The Applied Wildlife Ecology & Spatial Movement Lab (AWESM) was part of IANR’s “2023 Strategic Discussions for Nebraska” booklet. Andy Little's quote is found at the bookend. “Collaborative research and Extension projects benefit both farmers and wildlife by helping landowners best manage their farm to fee a growing world while ensuring conservation of Nebraska’s important natural resources.” Electronic version is on line

Little was also quoted in a Nov. 23 New York Times article on scientists working to understand why wild turkeys are on the decline in the South and Midwest. According to the article, scientists generally agree that there are multiple reasons for the decline and that the specifics might vary from place to place. “It’s kind of like death by 1,000 cuts,” Little said. “There’s a lot of different things, and there are a lot of different factors.” (This article requires a subscription.)

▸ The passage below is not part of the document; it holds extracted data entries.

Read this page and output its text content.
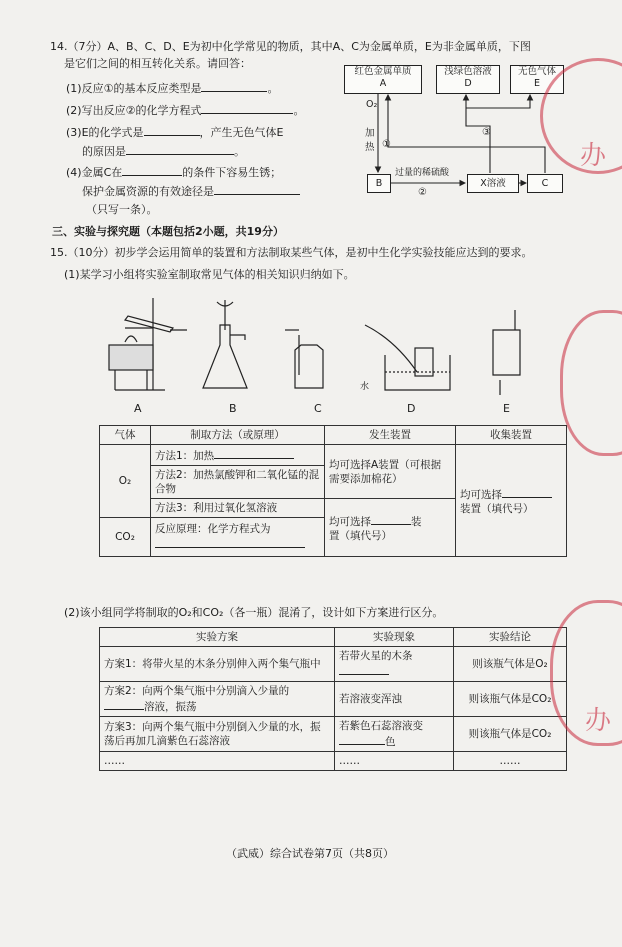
14.（7分）A、B、C、D、E为初中化学常见的物质，其中A、C为金属单质，E为非金属单质，下图
是它们之间的相互转化关系。请回答：
(1)反应①的基本反应类型是	。
(2)写出反应②的化学方程式	。
(3)E的化学式是	，产生无色气体E
的原因是	。
(4)金属C在	的条件下容易生锈；
保护金属资源的有效途径是
（只写一条）。
红色金属单质
A
浅绿色溶液
D
无色气体
E
B	X溶液	C
O₂
加
热 ①
②
③
过量的稀硫酸
三、实验与探究题（本题包括2小题，共19分）
15.（10分）初步学会运用简单的装置和方法制取某些气体，是初中生化学实验技能应达到的要求。
(1)某学习小组将实验室制取常见气体的相关知识归纳如下。
A	B	C	D	E
水
气体	制取方法（或原理）	发生装置	收集装置
O₂	方法1：加热	均可选择A装置（可根据需要添加棉花）	均可选择
装置（填代号）
	方法2：加热氯酸钾和二氧化锰的混合物		
	方法3：利用过氧化氢溶液	均可选择 装
置（填代号）	
CO₂	反应原理：化学方程式为		

(2)该小组同学将制取的O₂和CO₂（各一瓶）混淆了，设计如下方案进行区分。
实验方案	实验现象	实验结论
方案1：将带火星的木条分别伸入两个集气瓶中	若带火星的木条	则该瓶气体是O₂
方案2：向两个集气瓶中分别滴入少量的
溶液，振荡	若溶液变浑浊	则该瓶气体是CO₂
方案3：向两个集气瓶中分别倒入少量的水，振荡后再加几滴紫色石蕊溶液	若紫色石蕊溶液变
色	则该瓶气体是CO₂
……	……	……
办
办
（武威）综合试卷第7页（共8页）
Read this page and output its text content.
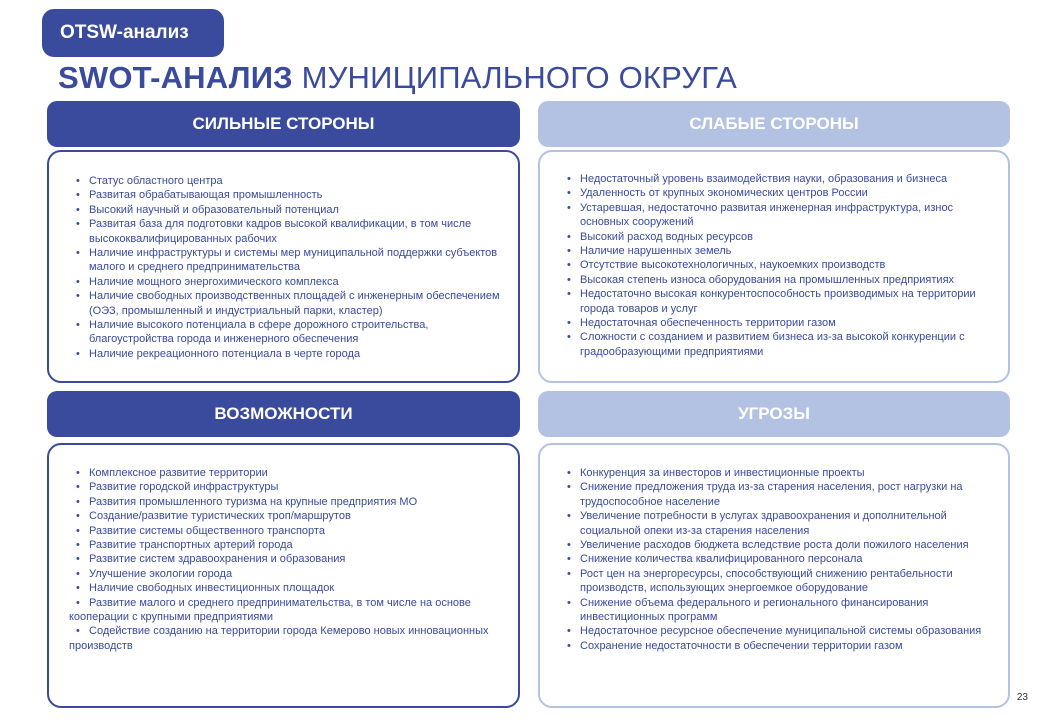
OTSW-анализ
SWOT-АНАЛИЗ МУНИЦИПАЛЬНОГО ОКРУГА
СИЛЬНЫЕ СТОРОНЫ
• Статус областного центра
• Развитая обрабатывающая промышленность
• Высокий научный и образовательный потенциал
• Развитая база для подготовки кадров высокой квалификации, в том числе высококвалифицированных рабочих
• Наличие инфраструктуры и системы мер муниципальной поддержки субъектов малого и среднего предпринимательства
• Наличие мощного энергохимического комплекса
• Наличие свободных производственных площадей с инженерным обеспечением (ОЭЗ, промышленный и индустриальный парки, кластер)
• Наличие высокого потенциала в сфере дорожного строительства, благоустройства города и инженерного обеспечения
• Наличие рекреационного потенциала в черте города
СЛАБЫЕ СТОРОНЫ
• Недостаточный уровень взаимодействия науки, образования и бизнеса
• Удаленность от крупных экономических центров России
• Устаревшая, недостаточно развитая инженерная инфраструктура, износ основных сооружений
• Высокий расход водных ресурсов
• Наличие нарушенных земель
• Отсутствие высокотехнологичных, наукоемких производств
• Высокая степень износа оборудования на промышленных предприятиях
• Недостаточно высокая конкурентоспособность производимых на территории города товаров и услуг
• Недостаточная обеспеченность территории газом
• Сложности с созданием и развитием бизнеса из-за высокой конкуренции с градообразующими предприятиями
ВОЗМОЖНОСТИ
• Комплексное развитие территории
• Развитие городской инфраструктуры
• Развития промышленного туризма на крупные предприятия МО
• Создание/развитие туристических троп/маршрутов
• Развитие системы общественного транспорта
• Развитие транспортных артерий города
• Развитие систем здравоохранения и образования
• Улучшение экологии города
• Наличие свободных инвестиционных площадок
• Развитие малого и среднего предпринимательства, в том числе на основе кооперации с крупными предприятиями
• Содействие созданию на территории города Кемерово новых инновационных производств
УГРОЗЫ
• Конкуренция за инвесторов и инвестиционные проекты
• Снижение предложения труда из-за старения населения, рост нагрузки на трудоспособное население
• Увеличение потребности в услугах здравоохранения и дополнительной социальной опеки из-за старения населения
• Увеличение расходов бюджета вследствие роста доли пожилого населения
• Снижение количества квалифицированного персонала
• Рост цен на энергоресурсы, способствующий снижению рентабельности производств, использующих энергоемкое оборудование
• Снижение объема федерального и регионального финансирования инвестиционных программ
• Недостаточное ресурсное обеспечение муниципальной системы образования
• Сохранение недостаточности в обеспечении территории газом
23
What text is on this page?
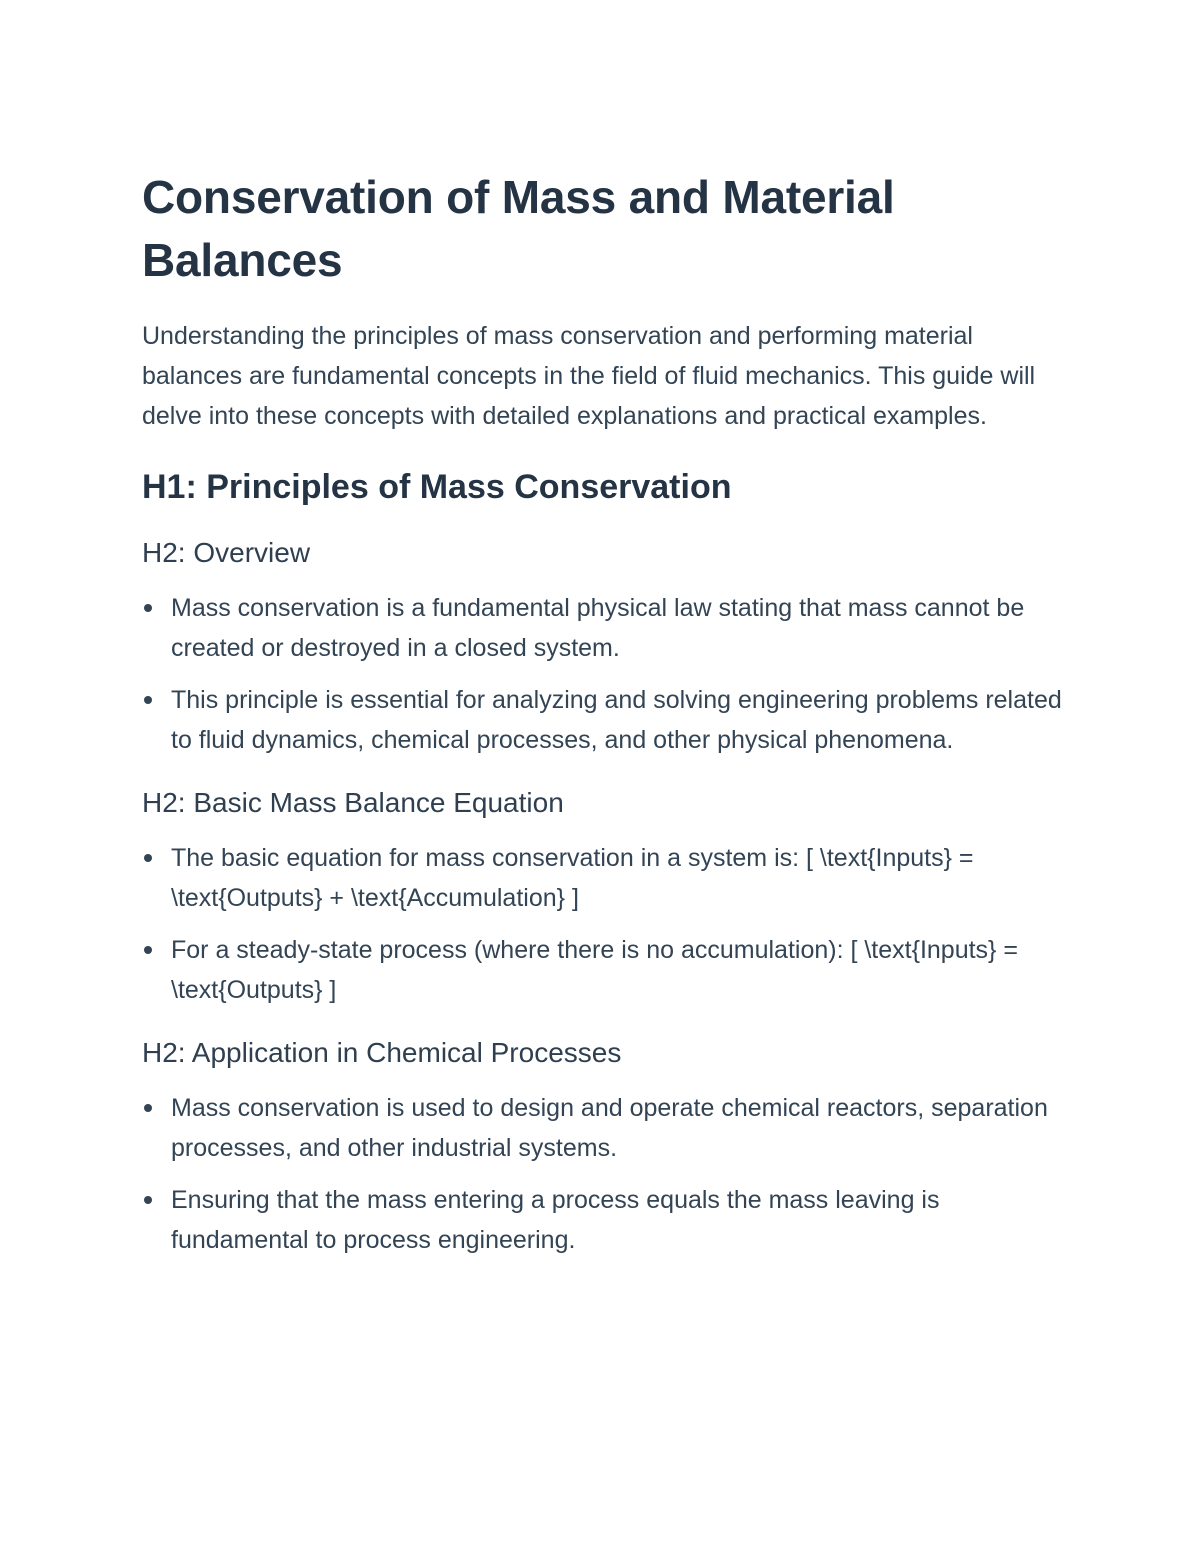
Conservation of Mass and Material Balances

Understanding the principles of mass conservation and performing material balances are fundamental concepts in the field of fluid mechanics. This guide will delve into these concepts with detailed explanations and practical examples.

H1: Principles of Mass Conservation
H2: Overview
Mass conservation is a fundamental physical law stating that mass cannot be created or destroyed in a closed system.
This principle is essential for analyzing and solving engineering problems related to fluid dynamics, chemical processes, and other physical phenomena.
H2: Basic Mass Balance Equation
The basic equation for mass conservation in a system is: [ \text{Inputs} = \text{Outputs} + \text{Accumulation} ]
For a steady-state process (where there is no accumulation): [ \text{Inputs} = \text{Outputs} ]
H2: Application in Chemical Processes
Mass conservation is used to design and operate chemical reactors, separation processes, and other industrial systems.
Ensuring that the mass entering a process equals the mass leaving is fundamental to process engineering.
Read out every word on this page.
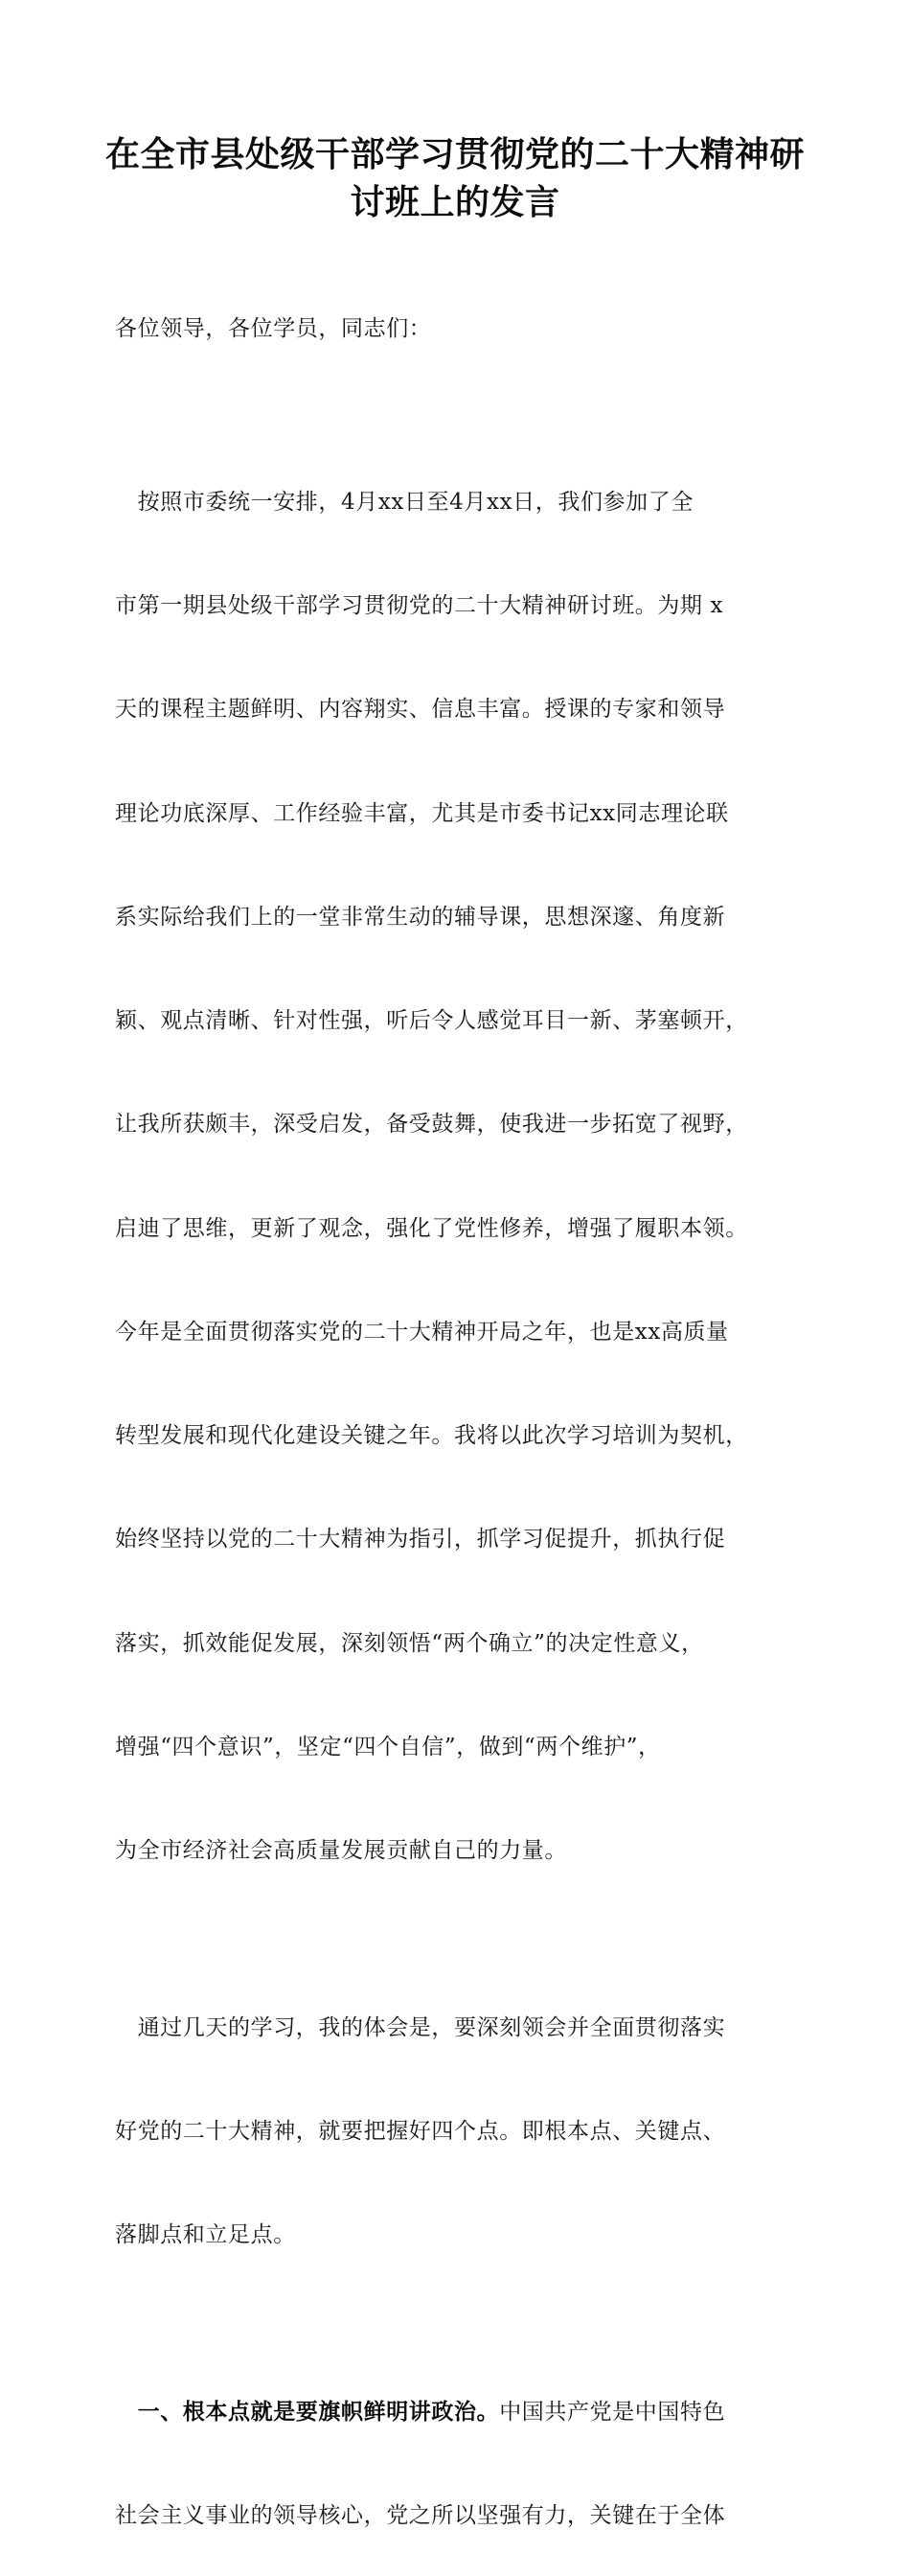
在全市县处级干部学习贯彻党的二十大精神研
讨班上的发言

各位领导，各位学员，同志们：

　按照市委统一安排，4月xx日至4月xx日，我们参加了全

市第一期县处级干部学习贯彻党的二十大精神研讨班。为期 x

天的课程主题鲜明、内容翔实、信息丰富。授课的专家和领导

理论功底深厚、工作经验丰富，尤其是市委书记xx同志理论联

系实际给我们上的一堂非常生动的辅导课，思想深邃、角度新

颖、观点清晰、针对性强，听后令人感觉耳目一新、茅塞顿开，

让我所获颇丰，深受启发，备受鼓舞，使我进一步拓宽了视野，

启迪了思维，更新了观念，强化了党性修养，增强了履职本领。

今年是全面贯彻落实党的二十大精神开局之年，也是xx高质量

转型发展和现代化建设关键之年。我将以此次学习培训为契机，

始终坚持以党的二十大精神为指引，抓学习促提升，抓执行促

落实，抓效能促发展，深刻领悟“两个确立”的决定性意义，

增强“四个意识”，坚定“四个自信”，做到“两个维护”，

为全市经济社会高质量发展贡献自己的力量。

　通过几天的学习，我的体会是，要深刻领会并全面贯彻落实

好党的二十大精神，就要把握好四个点。即根本点、关键点、

落脚点和立足点。

　一、根本点就是要旗帜鲜明讲政治。中国共产党是中国特色

社会主义事业的领导核心，党之所以坚强有力，关键在于全体
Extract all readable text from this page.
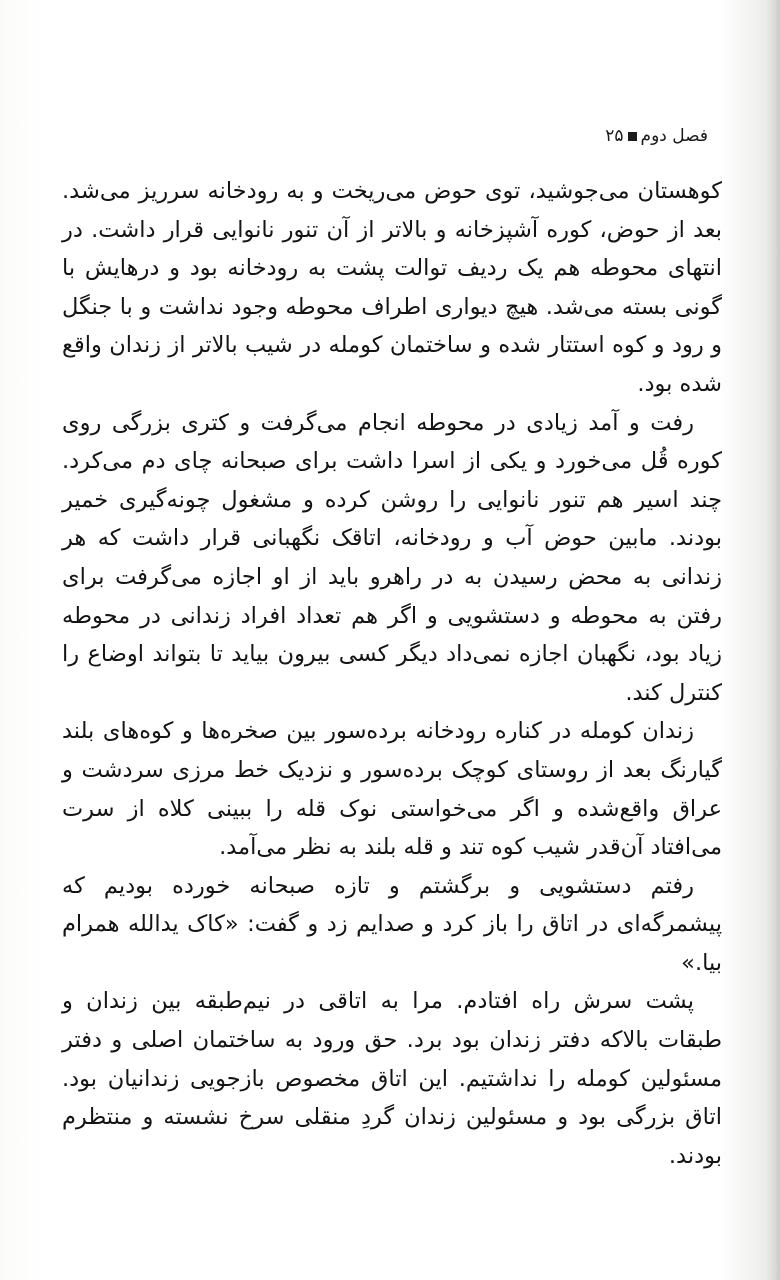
فصل دوم
۲۵

کوهستان می‌جوشید، توی حوض می‌ریخت و به رودخانه سرریز می‌شد. بعد از حوض، کوره آشپزخانه و بالاتر از آن تنور نانوایی قرار داشت. در انتهای محوطه هم یک ردیف توالت پشت به رودخانه بود و درهایش با گونی بسته می‌شد. هیچ دیواری اطراف محوطه وجود نداشت و با جنگل و رود و کوه استتار شده و ساختمان کومله در شیب بالاتر از زندان واقع شده بود.

رفت و آمد زیادی در محوطه انجام می‌گرفت و کتری بزرگی روی کوره قُل می‌خورد و یکی از اسرا داشت برای صبحانه چای دم می‌کرد. چند اسیر هم تنور نانوایی را روشن کرده و مشغول چونه‌گیری خمیر بودند. مابین حوض آب و رودخانه، اتاقک نگهبانی قرار داشت که هر زندانی به محض رسیدن به در راهرو باید از او اجازه می‌گرفت برای رفتن به محوطه و دستشویی و اگر هم تعداد افراد زندانی در محوطه زیاد بود، نگهبان اجازه نمی‌داد دیگر کسی بیرون بیاید تا بتواند اوضاع را کنترل کند.

زندان کومله در کناره رودخانه برده‌سور بین صخره‌ها و کوه‌های بلند گیارنگ بعد از روستای کوچک برده‌سور و نزدیک خط مرزی سردشت و عراق واقع‌شده و اگر می‌خواستی نوک قله را ببینی کلاه از سرت می‌افتاد آن‌قدر شیب کوه تند و قله بلند به نظر می‌آمد.

رفتم دستشویی و برگشتم و تازه صبحانه خورده بودیم که پیشمرگه‌ای در اتاق را باز کرد و صدایم زد و گفت: «کاک یدالله همرام بیا.»

پشت سرش راه افتادم. مرا به اتاقی در نیم‌طبقه بین زندان و طبقات بالاکه دفتر زندان بود برد. حق ورود به ساختمان اصلی و دفتر مسئولین کومله را نداشتیم. این اتاق مخصوص بازجویی زندانیان بود. اتاق بزرگی بود و مسئولین زندان گردِ منقلی سرخ نشسته و منتظرم بودند.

A 2022 study led by Steve Hu, SNR and Earth and atmospheric sciences, was cited in an Oct. 8 Washington Post article on a worldwide project to map underground fungi. The study found that desert climates have spread north by up to 62 miles in parts of central Asia, including Uzbekistan, Kyrgyzstan and northwestern China, since the 1980s. “Those areas would be experiencing more frequent drought and also hotter temperatures,” Hu said. (This article requires a subscription.)

Hu was also interviewed for a Nov. 10 Scientific American article on whether farmers’ almanacs can be trusted for weather predictions. Two almanacs predict colder weather and more snowfall than last year, but the NOAA says that the northern U.S. will be warmer than usual and the southern U.S. has even odds of cooler, average or warmer weather. “When you have so many things out there, and some of them are in conflict or totally opposite, which ones do you use?” Hu said.

A 2012 study led by Karl Reinhard, School of Natural Resources, was highlighted in a Nov. 8 Live Science article on discoveries made from fossilized human poop. The study found that Indigenous people in the American Southwest had a diet that was 20 to 30 times more fibrous than a typical modern diet and that the rapid change from high-fiber to low-fiber processed foods may explain why many Indigenous people have Type 2 diabetes today.

A 2022 report by the Conservation and Survey Division on Nebraska’s groundwater levels was cited in a Nov. 30 New York Times article on the push to replace jet fuel with ethanol to combat global warming. The report showed that pockets of western and southwestern Nebraska saw aquifer levels fall due to irrigation, prompting local regulators to restrict use. (This article requires a subscription.)